O Supremo Tribunal Federal julgou procedente ação direta de inconstitucionalidade (ADI) e reafirmou o entendimento de que constitui ofensa ao princípio federativo a requisição administrativa de bens ou serviços por uma unidade federativa a outra.
Por unanimidade, o tribunal excluiu do artigo 15, inciso XIII, da Lei Orgânica do Sistema Único de Saúde (SUS) interpretação que possibilite a requisição administrativa de bens e serviços públicos de titularidade de outros entes federativos.

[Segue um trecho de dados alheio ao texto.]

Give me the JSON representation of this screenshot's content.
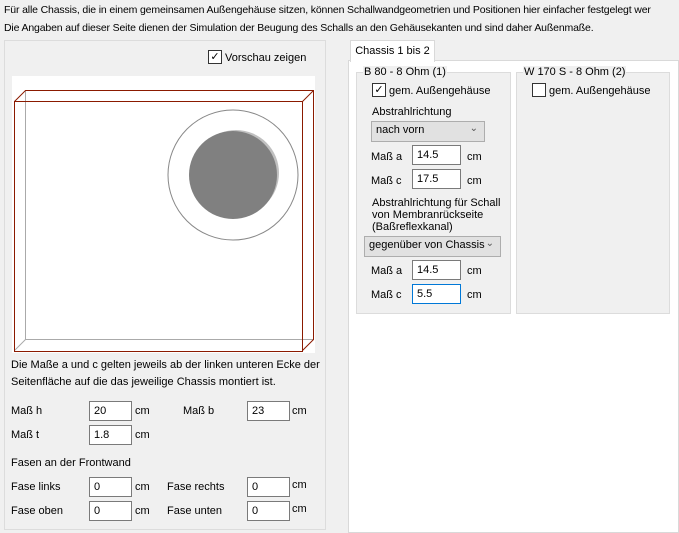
{
  "intro": {
    "line1": "Für alle Chassis, die in einem gemeinsamen Außengehäuse sitzen, können Schallwandgeometrien und Positionen hier einfacher festgelegt wer",
    "line2": "Die Angaben auf dieser Seite dienen der Simulation der  Beugung des Schalls an den Gehäusekanten und sind daher Außenmaße."
  },
  "preview": {
    "checkbox_label": "Vorschau zeigen",
    "checked": true
  },
  "note": {
    "line1": "Die Maße a und c gelten jeweils ab der linken unteren Ecke der",
    "line2": "Seitenfläche auf die das jeweilige Chassis montiert ist."
  },
  "dims": {
    "h_label": "Maß h",
    "h": "20",
    "b_label": "Maß b",
    "b": "23",
    "t_label": "Maß t",
    "t": "1.8",
    "unit": "cm"
  },
  "bevels": {
    "title": "Fasen an der Frontwand",
    "links_label": "Fase links",
    "links": "0",
    "rechts_label": "Fase rechts",
    "rechts": "0",
    "oben_label": "Fase oben",
    "oben": "0",
    "unten_label": "Fase unten",
    "unten": "0"
  },
  "tab": {
    "label": "Chassis 1 bis 2"
  },
  "chassis1": {
    "title": "B 80 - 8 Ohm (1)",
    "common_label": "gem. Außengehäuse",
    "common_checked": true,
    "dir_label": "Abstrahlrichtung",
    "dir_value": "nach vorn",
    "a_label": "Maß a",
    "a": "14.5",
    "c_label": "Maß c",
    "c": "17.5",
    "rear_line1": "Abstrahlrichtung für Schall",
    "rear_line2": "von Membranrückseite",
    "rear_line3": "(Baßreflexkanal)",
    "rear_value": "gegenüber von Chassis",
    "ra_label": "Maß a",
    "ra": "14.5",
    "rc_label": "Maß c",
    "rc": "5.5",
    "unit": "cm"
  },
  "chassis2": {
    "title": "W 170 S - 8 Ohm (2)",
    "common_label": "gem. Außengehäuse",
    "common_checked": false
  },
  "colors": {
    "box_edge": "#8b1a00",
    "driver": "#808080"
  }
}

Na ação, o partido Democratas (DEM) argumentou que o dispositivo embasou a intervenção decretada pelo governo federal em hospitais do Rio de Janeiro em 2005. Segundo a legenda, a lei deixa em aberto a interpretação sobre quais pessoas jurídicas ficam sujeitas à requisição, em conflito com a Constituição, que só permite, em caso de perigo iminente, a requisição de bens de propriedade particular, e não públicos, como aconteceu no caso da intervenção no Rio de Janeiro.
Horizontalidade
No voto condutor do julgamento, o ministro Alexandre de Moraes explicou que o dispositivo impugnado trata da possibilidade de requisição no contexto das atribuições do SUS e, portanto, de competência comum entre os entes federativos.
A hipótese, segundo ele, pressupõe a existência de uma situação de necessidade coletiva, urgente e transitória, que afetará todos os níveis de entes federativos, exigindo coordenação horizontal entre eles.
Nesse sentido, para o ministro, não é possível estender a hipótese do artigo 5, inciso XXV, da Constituição da República, que prevê a requisição administrativa de bens particulares em caso de iminente perigo público, às relações entre entes federativos, que devem ser caracterizadas pela horizontalidade e cooperação.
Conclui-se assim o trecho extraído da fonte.